The debate was sparked recently by Sicilian prosecutor Carmelo Zuccaro, who told the Italian media that he had “evidence that there are direct contacts between certain NGOs and people traffickers in Libya,” but didn’t know if it could be used in court.
Zuccaro accused “certain” NGOs of taking calls from Libya, saying he had “ascertained facts” proving that rescue boats turned off their transponders and turned on lamps to show migrant boats where they were.
“I am 100 percent in agreement with prosecutor Zuccaro, as he asked a real question,” Alfano told reporters in Taormina, Sicily, on Saturday, il Fatto Quotidiano reported. “Those who become indignant at the drop of a hat are hypocrites.”

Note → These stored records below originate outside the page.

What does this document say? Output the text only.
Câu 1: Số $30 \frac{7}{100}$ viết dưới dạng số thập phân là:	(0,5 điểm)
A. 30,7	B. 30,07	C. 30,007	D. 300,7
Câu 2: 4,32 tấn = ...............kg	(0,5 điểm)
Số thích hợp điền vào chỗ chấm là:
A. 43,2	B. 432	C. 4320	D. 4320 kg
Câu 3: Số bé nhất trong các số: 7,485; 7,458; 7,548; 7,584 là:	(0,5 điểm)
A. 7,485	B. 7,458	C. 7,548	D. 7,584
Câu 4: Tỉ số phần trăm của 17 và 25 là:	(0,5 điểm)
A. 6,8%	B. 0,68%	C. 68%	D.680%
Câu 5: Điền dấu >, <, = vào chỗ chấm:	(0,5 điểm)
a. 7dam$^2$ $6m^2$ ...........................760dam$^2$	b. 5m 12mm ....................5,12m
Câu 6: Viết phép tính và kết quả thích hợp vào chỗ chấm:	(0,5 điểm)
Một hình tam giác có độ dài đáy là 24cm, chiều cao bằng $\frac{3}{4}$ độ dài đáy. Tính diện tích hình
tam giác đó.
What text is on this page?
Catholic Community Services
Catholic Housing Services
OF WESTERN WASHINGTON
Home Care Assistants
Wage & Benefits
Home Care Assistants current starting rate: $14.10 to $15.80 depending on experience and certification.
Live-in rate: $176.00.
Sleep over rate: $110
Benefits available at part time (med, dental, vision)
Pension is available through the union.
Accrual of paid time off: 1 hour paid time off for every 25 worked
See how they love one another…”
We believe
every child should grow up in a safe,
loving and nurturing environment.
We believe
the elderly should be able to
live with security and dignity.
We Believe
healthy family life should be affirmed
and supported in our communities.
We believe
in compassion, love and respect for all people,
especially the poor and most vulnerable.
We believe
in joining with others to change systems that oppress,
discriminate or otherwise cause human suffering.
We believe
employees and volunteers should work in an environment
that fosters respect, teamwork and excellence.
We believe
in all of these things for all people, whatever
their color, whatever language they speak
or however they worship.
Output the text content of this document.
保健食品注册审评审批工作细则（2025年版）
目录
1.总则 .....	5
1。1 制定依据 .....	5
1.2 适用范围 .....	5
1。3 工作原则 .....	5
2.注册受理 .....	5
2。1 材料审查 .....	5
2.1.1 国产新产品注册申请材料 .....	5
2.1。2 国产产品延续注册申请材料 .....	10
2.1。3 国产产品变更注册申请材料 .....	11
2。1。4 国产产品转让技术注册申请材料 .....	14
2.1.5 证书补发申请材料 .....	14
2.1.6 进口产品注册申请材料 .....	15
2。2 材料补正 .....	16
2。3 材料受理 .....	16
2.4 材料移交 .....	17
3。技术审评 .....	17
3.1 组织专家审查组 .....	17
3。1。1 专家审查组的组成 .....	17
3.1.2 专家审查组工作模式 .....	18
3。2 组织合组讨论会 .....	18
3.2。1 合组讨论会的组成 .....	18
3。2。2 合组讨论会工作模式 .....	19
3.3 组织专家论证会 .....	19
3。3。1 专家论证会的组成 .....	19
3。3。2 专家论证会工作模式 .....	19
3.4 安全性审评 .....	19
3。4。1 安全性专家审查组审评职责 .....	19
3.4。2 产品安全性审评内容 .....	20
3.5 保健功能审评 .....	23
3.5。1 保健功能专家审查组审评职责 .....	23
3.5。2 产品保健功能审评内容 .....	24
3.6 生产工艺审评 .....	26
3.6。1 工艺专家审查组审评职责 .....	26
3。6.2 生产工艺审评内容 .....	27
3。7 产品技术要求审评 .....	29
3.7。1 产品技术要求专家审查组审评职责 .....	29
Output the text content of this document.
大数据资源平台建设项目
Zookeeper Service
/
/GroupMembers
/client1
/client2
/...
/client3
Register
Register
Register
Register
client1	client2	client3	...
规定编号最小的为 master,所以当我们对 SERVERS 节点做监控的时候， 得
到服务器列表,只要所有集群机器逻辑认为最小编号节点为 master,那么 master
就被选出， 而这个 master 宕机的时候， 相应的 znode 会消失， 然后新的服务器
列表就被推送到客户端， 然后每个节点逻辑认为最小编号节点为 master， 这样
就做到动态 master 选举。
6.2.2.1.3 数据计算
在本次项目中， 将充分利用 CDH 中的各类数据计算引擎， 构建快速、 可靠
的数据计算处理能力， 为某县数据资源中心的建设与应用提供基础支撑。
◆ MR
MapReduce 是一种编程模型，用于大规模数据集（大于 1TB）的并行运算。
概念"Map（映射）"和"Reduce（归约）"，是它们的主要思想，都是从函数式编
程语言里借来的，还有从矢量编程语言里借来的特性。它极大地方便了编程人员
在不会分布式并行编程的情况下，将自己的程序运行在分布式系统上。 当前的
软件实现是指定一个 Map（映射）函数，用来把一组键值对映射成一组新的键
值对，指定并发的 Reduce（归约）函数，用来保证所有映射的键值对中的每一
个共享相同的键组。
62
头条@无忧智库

“Zuccaro has not generalized, he did not fire generically at all the NGOs, but we need to go all the way,” he continued.
Prime Minister Paolo Gentiloni joined the conversation in Brussels on Saturday, saying, “if magistrates have usable and credible information, the government will certainly not stand in the way” of an investigation.
Zuccaro, who has been investigating migrant trafficking along with other prosecutors, told the Italian parliament in March that he knew traffickers and rescuers were in contact, but, at that stage, said he had no proof. Italian Justice Minister Andrea Orlando has since told him to present any evidence he has.
Some of the organizations involved in migrant rescue include Doctors Without Borders (Medecins Sans Frontiers), SOS Mediterranee, Save the Children, and Malta-based Mobile Offshore Aid Station (MOAS). All have denied that they are colluding with people traffickers.